DNA methylation in cancer: Hypermethylation of CpG islands in promoter regions can silence tumor suppressor genes involved in cell cycle regulation, DNA repair, and apoptosis. Promoter hypermethylation of genes like p16INK4a, MLH1, and BRCA1 is frequently observed in cancer.

Hypomethylation of repetitive DNA sequences and oncogenes can lead to genomic instability and aberrant gene expression, promoting tumor development.

Histone modifications in cancer: Altered histone modifications, such as histone acetylation and methylation, are common in cancer cells and contribute to dysregulated gene expression.

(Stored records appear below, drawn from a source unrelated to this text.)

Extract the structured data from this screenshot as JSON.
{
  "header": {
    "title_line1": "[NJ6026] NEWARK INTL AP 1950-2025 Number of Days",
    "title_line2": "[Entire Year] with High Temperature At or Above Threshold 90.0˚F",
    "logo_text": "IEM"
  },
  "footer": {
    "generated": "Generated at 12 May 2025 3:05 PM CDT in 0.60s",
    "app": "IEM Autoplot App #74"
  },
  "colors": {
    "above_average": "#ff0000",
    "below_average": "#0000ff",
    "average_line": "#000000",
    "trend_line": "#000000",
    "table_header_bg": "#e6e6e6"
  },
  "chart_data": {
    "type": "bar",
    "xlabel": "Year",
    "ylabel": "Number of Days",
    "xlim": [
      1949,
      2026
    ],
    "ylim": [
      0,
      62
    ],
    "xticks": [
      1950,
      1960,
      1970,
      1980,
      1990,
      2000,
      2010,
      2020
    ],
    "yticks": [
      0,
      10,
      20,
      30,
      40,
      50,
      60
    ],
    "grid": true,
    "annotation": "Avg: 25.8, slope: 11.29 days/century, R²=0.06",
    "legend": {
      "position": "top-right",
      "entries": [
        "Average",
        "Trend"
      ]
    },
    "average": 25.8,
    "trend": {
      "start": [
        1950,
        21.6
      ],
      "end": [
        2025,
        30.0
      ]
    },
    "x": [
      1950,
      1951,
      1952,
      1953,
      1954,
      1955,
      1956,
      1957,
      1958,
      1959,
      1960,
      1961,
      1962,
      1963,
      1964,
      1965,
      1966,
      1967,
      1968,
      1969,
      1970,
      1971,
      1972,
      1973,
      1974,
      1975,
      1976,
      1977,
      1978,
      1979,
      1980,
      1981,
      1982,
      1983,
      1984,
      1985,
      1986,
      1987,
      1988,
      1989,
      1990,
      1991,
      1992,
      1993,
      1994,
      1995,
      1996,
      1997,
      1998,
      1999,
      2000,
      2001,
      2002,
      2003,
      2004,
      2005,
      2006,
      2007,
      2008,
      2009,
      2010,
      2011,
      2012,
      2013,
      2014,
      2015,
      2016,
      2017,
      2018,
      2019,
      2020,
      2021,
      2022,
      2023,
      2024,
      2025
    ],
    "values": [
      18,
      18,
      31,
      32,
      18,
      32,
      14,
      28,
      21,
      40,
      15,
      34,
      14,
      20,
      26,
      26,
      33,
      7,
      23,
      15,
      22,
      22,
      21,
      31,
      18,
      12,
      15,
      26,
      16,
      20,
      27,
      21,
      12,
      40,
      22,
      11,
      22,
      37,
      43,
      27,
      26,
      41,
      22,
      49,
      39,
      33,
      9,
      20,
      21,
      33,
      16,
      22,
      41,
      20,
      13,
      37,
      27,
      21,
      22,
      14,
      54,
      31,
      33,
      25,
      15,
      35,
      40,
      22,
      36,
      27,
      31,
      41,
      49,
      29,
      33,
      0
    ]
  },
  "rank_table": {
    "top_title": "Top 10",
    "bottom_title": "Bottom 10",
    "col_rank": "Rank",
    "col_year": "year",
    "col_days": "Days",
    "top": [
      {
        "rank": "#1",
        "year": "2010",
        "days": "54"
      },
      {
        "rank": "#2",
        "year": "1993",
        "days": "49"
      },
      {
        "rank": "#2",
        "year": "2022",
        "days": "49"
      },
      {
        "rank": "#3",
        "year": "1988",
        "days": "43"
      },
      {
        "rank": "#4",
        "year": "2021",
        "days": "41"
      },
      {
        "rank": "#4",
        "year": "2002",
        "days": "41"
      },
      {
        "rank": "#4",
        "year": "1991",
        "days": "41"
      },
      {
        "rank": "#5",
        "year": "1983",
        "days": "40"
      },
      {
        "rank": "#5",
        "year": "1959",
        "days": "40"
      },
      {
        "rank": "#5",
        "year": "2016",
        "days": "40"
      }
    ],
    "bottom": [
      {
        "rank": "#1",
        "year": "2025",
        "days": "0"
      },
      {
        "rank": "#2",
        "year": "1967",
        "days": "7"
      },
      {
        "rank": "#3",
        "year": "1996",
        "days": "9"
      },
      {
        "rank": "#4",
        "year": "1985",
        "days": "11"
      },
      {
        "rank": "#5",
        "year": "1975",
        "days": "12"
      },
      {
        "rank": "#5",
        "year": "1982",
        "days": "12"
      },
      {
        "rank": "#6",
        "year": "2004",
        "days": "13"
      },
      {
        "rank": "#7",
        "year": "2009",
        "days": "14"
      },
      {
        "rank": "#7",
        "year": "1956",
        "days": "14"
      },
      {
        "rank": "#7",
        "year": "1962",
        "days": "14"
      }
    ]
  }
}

Histone Deacetylases (HDACs), which remove acetyl groups from histones, are often overexpressed in cancer and associated with poor prognosis.

Inhibition of histone deacetylases and other chromatin- modifying enzymes represents a promising strategy for cancer therapy, as it can restore normal chromatin structure and reprogram gene expression patterns.

Non-coding RNAs in cancer: Dysregulated expression of microRNAs and lncRNAs is implicated in cancer initiation, progression, and metastasis. Some miRNAs act as tumor suppressors by targeting oncogenes, while others promote tumor growth and metastasis by inhibiting tumor suppressor genes.

Targeting oncogenic miRNAs or restoring tumor-suppressive miRNAs holds therapeutic potential for cancer treatment.

Epigenetic-based therapies in cancer

The growing understanding of epigenetic dysregulation in cancer has led to the development of epigenetic-based therapies aimed at reversing aberrant epigenetic changes and restoring normal gene expression patterns. Several classes of epigenetic drugs have been developed and tested in clinical trials, including:

DNA Methyltransferase Inhibitors (DNMTIs): DNMTIs, such as azacitidine and decitabine, block the activity of DNA methyltransferases, leading to DNA demethylation and reactivation of silenced tumor suppressor genes. These drugs are approved for the treatment of Myelodysplastic Syndromes (MDS) and Acute Myeloid Leukemia (AML).

Histone Deacetylase Inhibitors (HDACIs): HDACIs, including vorinostat, romidepsin, and panobinostat, inhibit the activity of histone deacetylases, leading to hyperacetylation of histones and transcriptional reactivation of silenced genes. HDACIs have shown efficacy in the treatment of Cutaneous T-cell Lymphoma (CTCL) and multiple myeloma.

Bromodomain and Extra-Terminal (BET) inhibitors: BET inhibitors, such as JQ1 and OTX015, target bromodomain- containing proteins that recognize acetylated histones and facilitate gene transcription. These inhibitors have shown promise in preclinical studies and clinical trials for various cancers, including hematological malignancies and solid tumors.